In 2020, Netflix announced their Studio API and GraphQL Federation to overcome the complexity of developing the API aggression layer. Netflix explained the two-fold goal of GraphQL Federation is to provide a unified API for consumers and give backend developers flexibility and service isolation.
Essentially, the architecture of a GraphQL is to provide a gateway layer that brings together different federated services into one unified API endpoint. Further, it allows teams to independently build and operate their domain graph services while connecting the domains under a unified GraphQL schema. This is why the Content Engineering at Netflix has been transitioning several services to use a federated GraphQL platform.
Netflix explained the three core entities of the graph as movie, production and talent. Separate engineering teams independently own these:
- Movie: Every title in the data is a Movie object.
- Production: Each Movie is associated with a Studio Production. The production object tracks factors integral to making a Movie, such as the shooting location, vendors, and more.
- Talent: These are the people working on the Movie, like the actors, directors, etc.
These entities are made available in the graph. Following this, the teams need the ability to query for a particular entity based on attributes of related entities. For instance, they may want to search for all movies currently being produced with actor Ryan Reynolds. This is the problem of making a federated graph searchable. As a solution, Netflix created Studio Search.
Netflix Studio Search
The Studio Search platform takes a portion of the federated graph and makes it searchable. The portion is a subgraph rooted in an entity of interest that would be queried with text input, filtered, ranked, and faceted. This was done with Elasticsearch as the underlying technology.

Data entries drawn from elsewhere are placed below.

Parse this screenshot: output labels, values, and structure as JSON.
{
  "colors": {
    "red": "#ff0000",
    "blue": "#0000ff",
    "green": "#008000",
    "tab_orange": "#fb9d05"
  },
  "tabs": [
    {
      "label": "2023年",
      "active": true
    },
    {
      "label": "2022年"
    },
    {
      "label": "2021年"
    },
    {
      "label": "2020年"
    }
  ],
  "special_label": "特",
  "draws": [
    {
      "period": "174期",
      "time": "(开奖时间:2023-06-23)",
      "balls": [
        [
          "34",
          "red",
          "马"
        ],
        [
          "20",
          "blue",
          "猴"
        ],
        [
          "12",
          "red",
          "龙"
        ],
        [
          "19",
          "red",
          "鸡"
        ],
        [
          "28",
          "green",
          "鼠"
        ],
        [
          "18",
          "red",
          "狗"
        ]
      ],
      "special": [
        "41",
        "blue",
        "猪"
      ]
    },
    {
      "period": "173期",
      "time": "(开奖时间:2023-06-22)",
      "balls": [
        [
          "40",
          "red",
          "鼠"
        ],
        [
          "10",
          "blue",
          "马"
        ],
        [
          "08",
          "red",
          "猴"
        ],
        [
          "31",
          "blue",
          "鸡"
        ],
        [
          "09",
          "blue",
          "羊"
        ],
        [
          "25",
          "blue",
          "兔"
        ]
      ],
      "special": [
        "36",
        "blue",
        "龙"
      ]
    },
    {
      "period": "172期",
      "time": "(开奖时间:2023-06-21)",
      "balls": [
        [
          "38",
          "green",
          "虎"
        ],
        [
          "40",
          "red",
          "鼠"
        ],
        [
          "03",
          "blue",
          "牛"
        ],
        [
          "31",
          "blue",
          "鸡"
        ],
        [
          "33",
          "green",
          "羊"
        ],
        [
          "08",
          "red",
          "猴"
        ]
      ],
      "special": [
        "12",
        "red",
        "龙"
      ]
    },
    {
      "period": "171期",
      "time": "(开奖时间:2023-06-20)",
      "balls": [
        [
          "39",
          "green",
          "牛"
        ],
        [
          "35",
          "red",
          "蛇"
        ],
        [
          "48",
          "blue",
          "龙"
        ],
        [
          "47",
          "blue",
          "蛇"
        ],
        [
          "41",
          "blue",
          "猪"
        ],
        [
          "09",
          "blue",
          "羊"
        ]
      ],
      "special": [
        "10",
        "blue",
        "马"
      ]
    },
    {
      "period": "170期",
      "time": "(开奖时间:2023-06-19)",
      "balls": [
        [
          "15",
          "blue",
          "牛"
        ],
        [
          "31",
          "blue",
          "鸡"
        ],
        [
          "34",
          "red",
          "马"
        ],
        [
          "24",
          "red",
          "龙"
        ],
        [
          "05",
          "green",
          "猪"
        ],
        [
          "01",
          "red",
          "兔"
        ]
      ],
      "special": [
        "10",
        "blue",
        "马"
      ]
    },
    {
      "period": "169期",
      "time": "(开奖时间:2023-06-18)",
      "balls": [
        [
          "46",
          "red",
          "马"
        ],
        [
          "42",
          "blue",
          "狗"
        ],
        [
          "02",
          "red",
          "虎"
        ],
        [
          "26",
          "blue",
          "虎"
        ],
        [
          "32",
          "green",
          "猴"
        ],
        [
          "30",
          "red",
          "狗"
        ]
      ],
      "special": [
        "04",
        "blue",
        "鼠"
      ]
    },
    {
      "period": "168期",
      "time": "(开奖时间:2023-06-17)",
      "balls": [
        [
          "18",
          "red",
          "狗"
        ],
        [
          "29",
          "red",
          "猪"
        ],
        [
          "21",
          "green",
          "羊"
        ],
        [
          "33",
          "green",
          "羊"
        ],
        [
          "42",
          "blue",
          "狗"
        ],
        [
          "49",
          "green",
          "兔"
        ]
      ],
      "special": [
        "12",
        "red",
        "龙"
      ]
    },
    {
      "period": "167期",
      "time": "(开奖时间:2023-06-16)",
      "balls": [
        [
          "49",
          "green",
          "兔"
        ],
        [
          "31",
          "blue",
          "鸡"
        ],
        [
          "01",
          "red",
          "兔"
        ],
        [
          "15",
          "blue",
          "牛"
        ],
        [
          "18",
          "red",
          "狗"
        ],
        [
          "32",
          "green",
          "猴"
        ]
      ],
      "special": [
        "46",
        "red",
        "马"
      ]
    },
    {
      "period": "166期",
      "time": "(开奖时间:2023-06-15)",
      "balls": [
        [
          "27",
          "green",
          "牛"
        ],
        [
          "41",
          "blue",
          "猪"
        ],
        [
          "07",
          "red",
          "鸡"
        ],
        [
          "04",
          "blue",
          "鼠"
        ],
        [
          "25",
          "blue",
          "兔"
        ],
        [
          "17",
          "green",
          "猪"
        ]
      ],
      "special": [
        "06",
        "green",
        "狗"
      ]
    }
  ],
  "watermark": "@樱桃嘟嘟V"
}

The team considered three essential factors in building their index pipeline.
- The definition of the subgraph of interest is the primary search
- Events that notify the platform of changes to entities in the subgraph
- Index specific configuration
“In short, our solution was to build an index for the subgraphs of interest. This index needs to be kept up-to-date with the data exposed by the various services in the federated graph in near-real-time,” said the Netflix engineering team. GraphQL enables this by providing a straightforward way to define the subgraph through a single templated GraphQL query. The query pulls all of the data the user is interested in using their searches.
The ‘Change Data Capture’ events trigger the reindexing operation for individual entities when they change, ensuring the index is up to date. Netflix’s teams leverage Netflix’s CDC connectors. Consequently, the federated graph would fetch all the data indexed, making the factors needed in the events an entity id. When substituted into the GraphQL query template, this id fetches the entity and related data. Elastic search, the underlying technology, is used to create text analysers that can be generalised across domains. The type information from the GraphQL query template and user-specified index configuration are leveraged.
Finally, a Data Mesh pipeline is created based on these inputs. A more recent concept, data mesh is decentralised architecture, marking an organisational shift in the way enterprises manage big data. It solves the challenges of lack of ownership of data and lack of quality data and removes bottlenecks to encourage organisational scaling. Data mesh treats the data as a product. Each source has a data product owner, who could ideally be part of the cross-functional team of data engineers. At Netflix, the mesh consists of the user-provided CDC event source, a processor to enrich those events using the user-provided GraphQL query, and a sink to Elasticsearch.
Image source: Netflix
Netflix’s Studio applications produce events to schematised Kafka streams within Data Mesh in the architectural process. It does so in two ways. First, it processes by transacting with a database monitored by a CDC connector that creates events. Alternatively, it directly creates events using a Data Mesh client. These schematic events are consumed by Data Mesh processors implemented in the Apache Flink framework. A union processor is used to combine data from multiple Kafka streams when entities have multiple events. Next, a GraphQL processor executes the user-provided GraphQL query to fetch documents from the federated gateway. In turn, the federated gateway fetches data from the Studio applications. Lastly, the information fetched from the gateway is put onto another schematised Kafka topic. Then, it is processed by an Elasticsearch sink in data mesh, indexing it into Elasticsearch index – configured with an indexing template personalised for the fields and types present in the document.
Movies are always changing, be it production or talent detail change. The reverse lookup feature is a solution to update the model when a change to a related entity is made. The model looks up all the primary entities that could be affected by the change to reflect the alternations. It then triggers events for the entities. The model does so by consulting the index and querying for all primary entities that may be related. The pipeline also observes a change to the Production, “with ptpId “abc”; we can query the index for all documents with production.ptpId == “abc” and extract the movieId,” the team explained. Later, the movieId is passed down into the rest of the indexing pipeline. The team also revealed this feature to be convenient yet not user friendly.